Monday, April 11, 2022

The Lost City

This past Sunday night, I took advantage of a brief break in the otherwise unremitting hideousness of spring weather in Minnesota (guess what! it snowed again today – or rather, sleeted) and went back to Detroit Lakes for another attempt to guess which movie that I haven't seen yet doesn't suck. I pretty much had a choice of Ambulance, a shoot-'em-up directed by Michael Bay, and The Lost City, whose trailers read like a mash-up of Pim's Island (in which an agoraphobic author finds herself lured to a tropical paradise to meet the embodiment of her books' studly hero) and The Proposal (another Sandra Bullock comedy that over-relies on her male costar's naked butt to ensure its preservation as a cinematic treasure). Also like The Proposal, it forgets that it's already a comedy and brings in Oscar Nunez for comic relief. It costars Channing Tatum as the cover model for Bullock's series of steamy adventure novels who sets off to rescue her when she is kidnapped by a nefarious rich guy; Brad Pitt as the real-life action hero the not really very heroic Tatum hires to help; Daniel Radcliffe as the kidnapper who, ridiculously, thinks a romance novelist can find the Lost City of D and then, even more ridiculously, proves to be correct; and Da'Vine Joy Randolph as Bullock's editor who mounts her own rescue when Tatum and Bullock are both swallowed by the jungle. I might as well tell you now that I decided to watch the mashup. And surprisingly, I was entertained without coming away feeling insulted, as I did from last week's trip to see Morbius.

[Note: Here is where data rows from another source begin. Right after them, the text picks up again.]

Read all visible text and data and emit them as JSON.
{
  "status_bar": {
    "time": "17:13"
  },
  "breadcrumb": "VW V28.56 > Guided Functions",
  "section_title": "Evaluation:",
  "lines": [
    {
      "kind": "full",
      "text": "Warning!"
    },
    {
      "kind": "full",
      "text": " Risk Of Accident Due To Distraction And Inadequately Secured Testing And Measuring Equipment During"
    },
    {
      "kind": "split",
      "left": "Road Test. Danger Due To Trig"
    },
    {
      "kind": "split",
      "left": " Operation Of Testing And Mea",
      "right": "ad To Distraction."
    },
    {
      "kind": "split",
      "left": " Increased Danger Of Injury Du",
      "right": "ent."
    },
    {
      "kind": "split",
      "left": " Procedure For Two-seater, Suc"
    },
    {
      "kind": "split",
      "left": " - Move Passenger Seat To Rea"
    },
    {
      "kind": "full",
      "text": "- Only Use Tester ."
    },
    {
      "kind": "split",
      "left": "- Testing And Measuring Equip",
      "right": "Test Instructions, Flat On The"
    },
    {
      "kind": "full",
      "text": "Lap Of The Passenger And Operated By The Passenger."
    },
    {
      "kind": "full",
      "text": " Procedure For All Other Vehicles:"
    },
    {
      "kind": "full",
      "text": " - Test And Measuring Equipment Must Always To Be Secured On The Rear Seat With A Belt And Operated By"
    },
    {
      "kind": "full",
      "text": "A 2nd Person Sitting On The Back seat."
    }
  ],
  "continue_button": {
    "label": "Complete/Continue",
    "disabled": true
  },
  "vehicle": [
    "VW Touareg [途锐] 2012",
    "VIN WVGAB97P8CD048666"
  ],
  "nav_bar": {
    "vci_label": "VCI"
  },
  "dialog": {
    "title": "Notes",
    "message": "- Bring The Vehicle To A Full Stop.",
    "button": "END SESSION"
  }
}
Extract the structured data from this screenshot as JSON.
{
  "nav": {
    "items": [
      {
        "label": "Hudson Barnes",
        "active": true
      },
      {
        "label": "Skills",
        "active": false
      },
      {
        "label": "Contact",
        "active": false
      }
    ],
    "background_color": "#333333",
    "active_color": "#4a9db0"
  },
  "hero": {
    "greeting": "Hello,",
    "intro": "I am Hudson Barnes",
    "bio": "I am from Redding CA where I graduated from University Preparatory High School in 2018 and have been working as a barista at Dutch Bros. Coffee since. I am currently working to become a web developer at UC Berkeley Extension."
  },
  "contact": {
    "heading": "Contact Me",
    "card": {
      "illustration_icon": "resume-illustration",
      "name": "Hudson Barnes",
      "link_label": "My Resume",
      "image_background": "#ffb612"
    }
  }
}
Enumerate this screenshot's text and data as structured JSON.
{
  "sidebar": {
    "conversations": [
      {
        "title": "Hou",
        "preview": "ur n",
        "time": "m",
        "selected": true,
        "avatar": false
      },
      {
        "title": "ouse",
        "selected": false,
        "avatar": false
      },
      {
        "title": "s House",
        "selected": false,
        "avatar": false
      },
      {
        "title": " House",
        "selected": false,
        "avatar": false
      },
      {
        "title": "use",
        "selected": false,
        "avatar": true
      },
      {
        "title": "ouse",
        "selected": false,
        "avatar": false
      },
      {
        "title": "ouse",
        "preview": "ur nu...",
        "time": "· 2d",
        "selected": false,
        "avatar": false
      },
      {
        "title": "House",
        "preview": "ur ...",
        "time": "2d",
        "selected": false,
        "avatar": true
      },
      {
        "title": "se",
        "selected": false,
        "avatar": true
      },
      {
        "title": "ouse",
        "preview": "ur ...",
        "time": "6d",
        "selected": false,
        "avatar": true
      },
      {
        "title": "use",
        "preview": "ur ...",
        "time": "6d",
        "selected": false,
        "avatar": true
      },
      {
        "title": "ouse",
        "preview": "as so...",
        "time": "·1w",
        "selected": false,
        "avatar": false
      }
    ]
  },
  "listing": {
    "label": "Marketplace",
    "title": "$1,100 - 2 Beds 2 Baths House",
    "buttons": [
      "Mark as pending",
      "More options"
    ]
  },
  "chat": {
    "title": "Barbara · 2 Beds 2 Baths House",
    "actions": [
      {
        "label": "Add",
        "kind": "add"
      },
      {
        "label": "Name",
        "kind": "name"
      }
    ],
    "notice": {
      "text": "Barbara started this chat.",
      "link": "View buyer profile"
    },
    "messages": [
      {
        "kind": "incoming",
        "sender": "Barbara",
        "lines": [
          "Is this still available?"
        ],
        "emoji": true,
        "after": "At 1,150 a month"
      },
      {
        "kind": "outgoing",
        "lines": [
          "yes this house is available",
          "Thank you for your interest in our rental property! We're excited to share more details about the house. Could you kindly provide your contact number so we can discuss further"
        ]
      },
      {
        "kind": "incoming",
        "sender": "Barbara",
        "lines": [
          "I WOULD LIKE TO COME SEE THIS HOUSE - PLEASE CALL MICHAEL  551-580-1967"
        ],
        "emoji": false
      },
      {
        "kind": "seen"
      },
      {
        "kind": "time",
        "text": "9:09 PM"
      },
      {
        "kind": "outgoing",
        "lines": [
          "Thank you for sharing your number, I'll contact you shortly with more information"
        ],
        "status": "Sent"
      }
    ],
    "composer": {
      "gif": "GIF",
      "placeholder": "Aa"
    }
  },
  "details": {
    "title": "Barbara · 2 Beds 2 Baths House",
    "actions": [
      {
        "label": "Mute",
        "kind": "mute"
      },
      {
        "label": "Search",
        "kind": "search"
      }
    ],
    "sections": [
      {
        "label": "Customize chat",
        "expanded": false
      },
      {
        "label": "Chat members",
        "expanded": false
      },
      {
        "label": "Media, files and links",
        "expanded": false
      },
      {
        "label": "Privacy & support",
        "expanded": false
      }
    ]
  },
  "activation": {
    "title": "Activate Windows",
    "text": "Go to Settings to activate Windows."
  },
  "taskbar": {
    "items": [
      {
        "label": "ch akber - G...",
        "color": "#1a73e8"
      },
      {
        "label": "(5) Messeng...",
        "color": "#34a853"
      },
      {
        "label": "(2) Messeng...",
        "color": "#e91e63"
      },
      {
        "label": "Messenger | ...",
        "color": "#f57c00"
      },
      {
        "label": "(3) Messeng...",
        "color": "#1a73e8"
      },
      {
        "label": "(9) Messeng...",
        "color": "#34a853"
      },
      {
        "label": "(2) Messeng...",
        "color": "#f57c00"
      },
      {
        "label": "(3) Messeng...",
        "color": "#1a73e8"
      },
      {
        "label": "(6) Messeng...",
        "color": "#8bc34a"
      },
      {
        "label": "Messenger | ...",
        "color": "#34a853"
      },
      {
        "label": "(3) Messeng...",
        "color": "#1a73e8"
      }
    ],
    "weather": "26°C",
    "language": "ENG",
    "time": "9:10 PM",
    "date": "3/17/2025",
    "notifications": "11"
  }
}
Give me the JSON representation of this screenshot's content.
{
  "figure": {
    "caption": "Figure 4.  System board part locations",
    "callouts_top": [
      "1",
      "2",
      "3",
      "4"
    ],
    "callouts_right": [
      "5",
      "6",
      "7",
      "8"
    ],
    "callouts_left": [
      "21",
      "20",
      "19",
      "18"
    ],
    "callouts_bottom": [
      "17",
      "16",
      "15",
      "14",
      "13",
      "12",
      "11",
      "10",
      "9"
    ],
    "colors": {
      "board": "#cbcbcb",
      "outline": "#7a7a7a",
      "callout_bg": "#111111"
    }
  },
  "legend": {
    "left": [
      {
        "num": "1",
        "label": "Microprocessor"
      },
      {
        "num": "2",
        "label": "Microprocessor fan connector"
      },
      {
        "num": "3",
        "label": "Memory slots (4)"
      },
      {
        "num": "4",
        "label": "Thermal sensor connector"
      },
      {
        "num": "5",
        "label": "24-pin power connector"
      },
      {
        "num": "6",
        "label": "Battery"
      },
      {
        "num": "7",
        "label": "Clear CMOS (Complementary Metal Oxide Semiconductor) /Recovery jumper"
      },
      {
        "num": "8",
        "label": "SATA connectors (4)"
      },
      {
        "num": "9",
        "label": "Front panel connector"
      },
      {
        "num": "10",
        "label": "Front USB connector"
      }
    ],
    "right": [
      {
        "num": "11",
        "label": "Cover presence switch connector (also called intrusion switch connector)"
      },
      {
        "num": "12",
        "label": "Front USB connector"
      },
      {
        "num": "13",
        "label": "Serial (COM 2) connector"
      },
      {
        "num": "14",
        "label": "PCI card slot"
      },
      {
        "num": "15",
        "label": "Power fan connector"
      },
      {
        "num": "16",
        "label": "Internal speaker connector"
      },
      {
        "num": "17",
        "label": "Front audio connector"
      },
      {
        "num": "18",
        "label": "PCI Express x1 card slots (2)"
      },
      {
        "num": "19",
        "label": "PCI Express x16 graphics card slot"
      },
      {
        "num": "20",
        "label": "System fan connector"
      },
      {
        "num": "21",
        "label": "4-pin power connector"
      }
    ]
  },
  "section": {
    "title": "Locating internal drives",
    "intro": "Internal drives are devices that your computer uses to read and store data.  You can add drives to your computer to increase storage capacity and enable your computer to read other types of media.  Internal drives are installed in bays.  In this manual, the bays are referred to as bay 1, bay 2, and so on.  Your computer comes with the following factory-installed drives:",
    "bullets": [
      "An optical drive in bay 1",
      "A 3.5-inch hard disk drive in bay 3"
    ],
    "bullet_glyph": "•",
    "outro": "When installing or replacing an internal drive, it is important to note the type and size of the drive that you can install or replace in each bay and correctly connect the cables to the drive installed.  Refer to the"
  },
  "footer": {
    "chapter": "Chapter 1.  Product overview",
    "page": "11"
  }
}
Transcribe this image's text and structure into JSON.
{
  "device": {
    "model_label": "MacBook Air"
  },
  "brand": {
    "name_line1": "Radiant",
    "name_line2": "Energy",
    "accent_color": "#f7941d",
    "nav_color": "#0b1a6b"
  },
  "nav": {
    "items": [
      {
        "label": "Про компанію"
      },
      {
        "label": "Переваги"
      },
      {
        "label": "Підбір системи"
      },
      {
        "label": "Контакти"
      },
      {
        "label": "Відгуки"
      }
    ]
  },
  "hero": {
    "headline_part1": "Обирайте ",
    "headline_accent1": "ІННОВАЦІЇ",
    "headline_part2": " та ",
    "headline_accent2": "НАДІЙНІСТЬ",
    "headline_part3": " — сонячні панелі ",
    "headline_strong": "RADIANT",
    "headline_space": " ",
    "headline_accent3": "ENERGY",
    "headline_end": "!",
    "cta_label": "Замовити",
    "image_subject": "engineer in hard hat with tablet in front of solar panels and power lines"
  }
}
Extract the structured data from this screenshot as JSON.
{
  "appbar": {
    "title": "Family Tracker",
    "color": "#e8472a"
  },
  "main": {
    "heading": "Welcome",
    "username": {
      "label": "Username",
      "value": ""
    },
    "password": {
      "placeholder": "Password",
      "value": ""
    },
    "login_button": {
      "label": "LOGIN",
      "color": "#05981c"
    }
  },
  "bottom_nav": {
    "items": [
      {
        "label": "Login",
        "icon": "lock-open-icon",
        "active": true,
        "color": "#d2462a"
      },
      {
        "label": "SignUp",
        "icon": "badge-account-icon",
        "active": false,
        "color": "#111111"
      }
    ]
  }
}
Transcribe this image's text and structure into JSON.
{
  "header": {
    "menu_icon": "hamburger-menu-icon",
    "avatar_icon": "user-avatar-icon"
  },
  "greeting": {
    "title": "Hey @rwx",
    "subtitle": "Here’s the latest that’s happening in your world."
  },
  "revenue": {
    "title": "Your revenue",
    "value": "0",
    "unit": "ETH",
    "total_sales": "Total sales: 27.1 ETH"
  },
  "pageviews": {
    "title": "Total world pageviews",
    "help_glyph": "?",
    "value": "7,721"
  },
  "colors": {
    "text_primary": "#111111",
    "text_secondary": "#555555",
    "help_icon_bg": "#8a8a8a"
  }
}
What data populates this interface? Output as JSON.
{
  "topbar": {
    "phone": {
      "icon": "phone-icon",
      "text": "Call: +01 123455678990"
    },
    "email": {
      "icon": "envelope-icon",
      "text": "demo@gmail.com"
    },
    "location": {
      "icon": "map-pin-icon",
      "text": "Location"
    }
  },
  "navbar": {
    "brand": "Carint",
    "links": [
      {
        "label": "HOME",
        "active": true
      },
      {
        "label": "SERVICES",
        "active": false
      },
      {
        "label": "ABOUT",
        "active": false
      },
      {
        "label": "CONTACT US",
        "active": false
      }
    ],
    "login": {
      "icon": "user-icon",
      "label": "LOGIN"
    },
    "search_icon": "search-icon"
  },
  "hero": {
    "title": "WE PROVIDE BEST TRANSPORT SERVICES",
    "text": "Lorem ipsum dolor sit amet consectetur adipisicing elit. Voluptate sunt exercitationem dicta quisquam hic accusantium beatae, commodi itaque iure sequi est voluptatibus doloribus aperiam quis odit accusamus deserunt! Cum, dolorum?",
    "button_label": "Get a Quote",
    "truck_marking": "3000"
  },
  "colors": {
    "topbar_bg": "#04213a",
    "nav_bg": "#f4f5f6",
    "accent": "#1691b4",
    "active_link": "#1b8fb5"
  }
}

Now that I've kinda synopsized the movie, I might as well cut to the Three Scenes That Made It For Me: (1) Bullock and Tatum set up a trap for a couple of motorcycle goons who are chasing them through the jungle, and end up unintentionally sending two of them plunging to their deaths. Their reaction is a prime example of the nervous, motormouth type of comedy both actors play throughout this movie, seemingly improvising their hilariously awkward dialogue in moments of distress. (2) One of the villain's henchmen plunges to his death immediately after mocking Tatum for stumbling on a cliffside path. There's an awful lot of henchmen death in this movie; it's a miracle that even one survives, no thanks to Tatum's klutziness when they're sent to kill him during an attempt to extract Bullock from a luxury armored vehicle. (3) Nunez, tackling Radcliffe as he attempts to escape capture: "Where are you going to go? You're on a boat."

All right, so the movie gave me some belly laughs. There was also a certain delicious irony in the way it subverted romantic adventure tropes while increasingly turning into a romantic adventure. You have to accept some inconsistencies to enjoy it, like the fact that Tatum gradually transforms into a heroic figure after being accurately described as a Ken doll earlier in the movie. Somewhere around the point where he shames Bullock for assuming that being a romance novel cover model was the highlight of his existence, he imperceptibly stops being the guy who arrives on a jungle island with a neck pillow still around his neck and a pouch of facial masks in his survival kit, and becomes the guy who instantly picks up Latin dancing at an open-air bar and never lets anything stop him after the night he uses the facial masks to soothe the eczema on his back. Both hero characters' vulnerabilities gradually disappear as they increasingly come to resemble the novel characters Bullock imagines them as, and the secret of the ancient royal tomb inspires the burnt-out author to find her romance-writing groove again, and we are mercifully spared a romance between Randolph and Nunez, and despite a slightly creepy mid-credits scene in which Pitt's character's gruesome demise is preposterously walked back, the audience – most of whom have already left the theater by that point – walks out with a smile. Which, in the last analysis, is the point. It seems so easy, but how many recent movies have gotten it?